CFTC memastikan bahwa kontrak ini telah sesuai dengan hukum yang berlaku di bawah Commodity Exchange Act. Produk ini juga memenuhi aturan untuk platform perdagangan yang teregulasi. Dengan persetujuan ini, Kalshi menjadi perusahaan AS pertama yang menawarkan Bitcoin perpetual futures di bawah pengawasan federal.
Keputusan ini penting karena semakin menguatkan posisi Bitcoin sebagai aset keuangan yang diakui di Amerika Serikat.

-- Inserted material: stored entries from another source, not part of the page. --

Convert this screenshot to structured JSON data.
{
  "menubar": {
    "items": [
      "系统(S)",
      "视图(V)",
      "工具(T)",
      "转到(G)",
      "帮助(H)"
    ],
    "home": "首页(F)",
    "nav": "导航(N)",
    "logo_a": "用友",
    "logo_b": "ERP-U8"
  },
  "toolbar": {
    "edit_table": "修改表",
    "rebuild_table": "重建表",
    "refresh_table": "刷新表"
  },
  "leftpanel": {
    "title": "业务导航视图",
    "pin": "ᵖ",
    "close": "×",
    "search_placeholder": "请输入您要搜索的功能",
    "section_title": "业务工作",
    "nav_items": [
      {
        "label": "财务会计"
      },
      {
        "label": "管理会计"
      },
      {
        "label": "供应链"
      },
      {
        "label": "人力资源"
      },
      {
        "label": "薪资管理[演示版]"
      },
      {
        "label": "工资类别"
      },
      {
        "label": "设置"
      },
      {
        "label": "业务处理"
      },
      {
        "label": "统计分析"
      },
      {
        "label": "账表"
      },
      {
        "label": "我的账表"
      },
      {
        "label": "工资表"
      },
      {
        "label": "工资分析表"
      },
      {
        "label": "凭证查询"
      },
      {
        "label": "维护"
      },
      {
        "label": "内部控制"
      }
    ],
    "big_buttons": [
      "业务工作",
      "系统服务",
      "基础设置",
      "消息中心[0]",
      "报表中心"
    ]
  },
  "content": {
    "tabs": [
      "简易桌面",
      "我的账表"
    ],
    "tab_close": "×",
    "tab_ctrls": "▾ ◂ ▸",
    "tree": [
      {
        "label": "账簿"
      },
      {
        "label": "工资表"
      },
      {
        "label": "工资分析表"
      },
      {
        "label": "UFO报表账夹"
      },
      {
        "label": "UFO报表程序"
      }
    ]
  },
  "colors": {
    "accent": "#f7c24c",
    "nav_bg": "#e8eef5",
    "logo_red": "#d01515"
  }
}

Pasar Besar Kini Terbuka untuk AS
Kalshi menyebutkan bahwa pasar global perpetual futures mencapai volume perdagangan sebesar $90 triliun tahun lalu. Sebelumnya, institusi di AS sulit mengakses pasar ini.

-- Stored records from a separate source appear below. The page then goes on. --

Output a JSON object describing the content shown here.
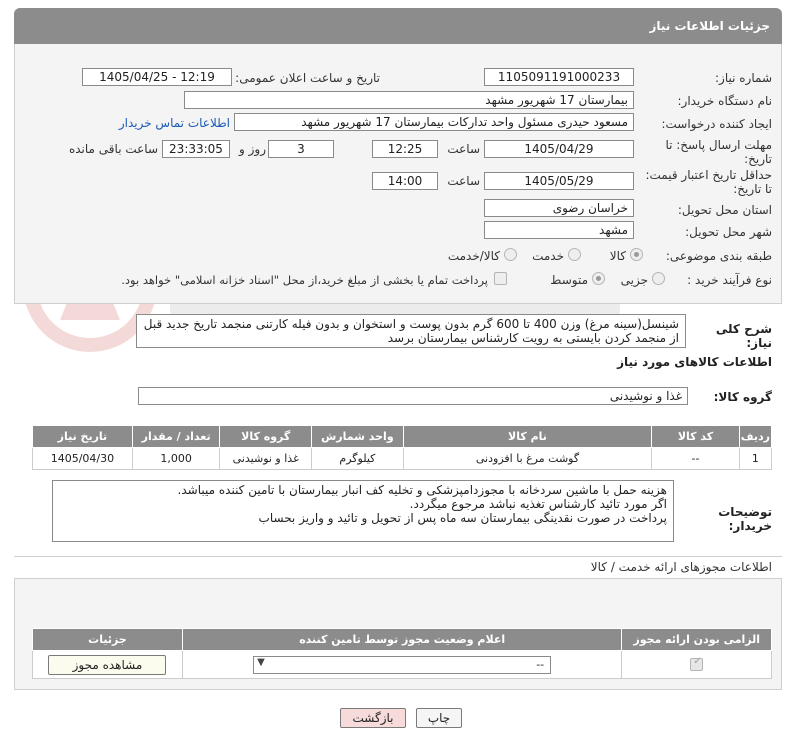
{
  "header": {
    "title": "جزئیات اطلاعات نیاز"
  },
  "fields": {
    "need_number": {
      "label": "شماره نیاز:",
      "value": "1105091191000233"
    },
    "announce_datetime": {
      "label": "تاریخ و ساعت اعلان عمومی:",
      "value": "1405/04/25 - 12:19"
    },
    "buyer_org": {
      "label": "نام دستگاه خریدار:",
      "value": "بیمارستان 17 شهریور مشهد"
    },
    "requester": {
      "label": "ایجاد کننده درخواست:",
      "value": "مسعود حیدری مسئول واحد تدارکات  بیمارستان 17 شهریور مشهد",
      "contact_link": "اطلاعات تماس خریدار"
    },
    "reply_deadline": {
      "label": "مهلت ارسال پاسخ: تا تاریخ:",
      "date": "1405/04/29",
      "time_label": "ساعت",
      "time": "12:25",
      "days": "3",
      "days_label": "روز و",
      "remaining": "23:33:05",
      "remaining_label": "ساعت باقی مانده"
    },
    "price_validity": {
      "label": "حداقل تاریخ اعتبار قیمت: تا تاریخ:",
      "date": "1405/05/29",
      "time_label": "ساعت",
      "time": "14:00"
    },
    "province": {
      "label": "استان محل تحویل:",
      "value": "خراسان رضوی"
    },
    "city": {
      "label": "شهر محل تحویل:",
      "value": "مشهد"
    },
    "category": {
      "label": "طبقه بندی موضوعی:",
      "options": [
        "کالا",
        "خدمت",
        "کالا/خدمت"
      ],
      "selected": "کالا"
    },
    "process": {
      "label": "نوع فرآیند خرید :",
      "options": [
        "جزیی",
        "متوسط"
      ],
      "selected": "متوسط",
      "note": "پرداخت تمام یا بخشی از مبلغ خرید،از محل \"اسناد خزانه اسلامی\" خواهد بود."
    }
  },
  "description": {
    "label": "شرح کلی نیاز:",
    "text": "شینسل(سینه مرغ) وزن 400 تا 600 گرم بدون پوست و استخوان و بدون فیله کارتنی منجمد تاریخ جدید قبل از منجمد کردن بایستی به رویت کارشناس بیمارستان برسد"
  },
  "goods_section": {
    "title": "اطلاعات کالاهای مورد نیاز",
    "group_label": "گروه کالا:",
    "group_value": "غذا و نوشیدنی",
    "columns": [
      "ردیف",
      "کد کالا",
      "نام کالا",
      "واحد شمارش",
      "گروه کالا",
      "تعداد / مقدار",
      "تاریخ نیاز"
    ],
    "rows": [
      {
        "row": "1",
        "code": "--",
        "name": "گوشت مرغ با افزودنی",
        "unit": "کیلوگرم",
        "group": "غذا و نوشیدنی",
        "qty": "1,000",
        "date": "1405/04/30"
      }
    ]
  },
  "buyer_notes": {
    "label": "توضیحات خریدار:",
    "lines": [
      "هزینه حمل با ماشین سردخانه با مجوزدامپزشکی و تخلیه کف انبار بیمارستان با تامین کننده میباشد.",
      "اگر مورد تائید کارشناس تغذیه نباشد مرجوع میگردد.",
      "پرداخت در صورت نقدینگی بیمارستان سه ماه پس از تحویل و تائید و واریز بحساب"
    ]
  },
  "permits": {
    "title": "اطلاعات مجوزهای ارائه خدمت / کالا",
    "columns": [
      "الزامی بودن ارائه مجوز",
      "اعلام وضعیت مجوز توسط تامین کننده",
      "جزئیات"
    ],
    "select_value": "--",
    "view_button": "مشاهده مجوز"
  },
  "actions": {
    "print": "چاپ",
    "back": "بازگشت"
  },
  "colors": {
    "header_bg": "#8c8c8c",
    "link": "#1a5bb5",
    "back_button": "#f7dada"
  }
}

CEO Kalshi, Tarek Mansour, menyebut persetujuan ini sebagai langkah besar menuju “bursa derivatif generasi baru.” Tujuannya adalah menghadirkan perdagangan yang lebih aman dan teregulasi bagi investor di AS.
Sebelumnya, pasar ini didominasi oleh platform luar negeri (offshore) seperti Hyperliquid, yang dikenal sebagai salah satu pemimpin di sektor ini. Namun, platform tersebut juga mendapat sorotan dari pelaku keuangan tradisional terkait isu regulasi dan keamanan pasar.
Persaingan dengan Polymarket Memanas
Langkah ini juga memperketat persaingan antara Kalshi dan Polymarket di pasar prediksi AS.
Kalshi menyebut ini sebagai ekspansi terbesarnya sejak meluncurkan kontrak berbasis event. Di sisi lain, Polymarket juga berencana menghadirkan produk perpetual futures untuk penggunanya. Aset yang ditawarkan bisa mencakup Nvidia, Coinbase, perak, dan emas, dengan leverage hingga 10x.
Titik Balik untuk Bitcoin Futures
Persetujuan CFTC terhadap BTCPERP milik Kalshi menjadi momen penting bagi perkembangan Bitcoin perpetual futures di Amerika Serikat.
Kini, pelaku pasar menunggu bagaimana Kalshi akan memanfaatkan peluang ini dalam menghadapi Polymarket dan platform offshore.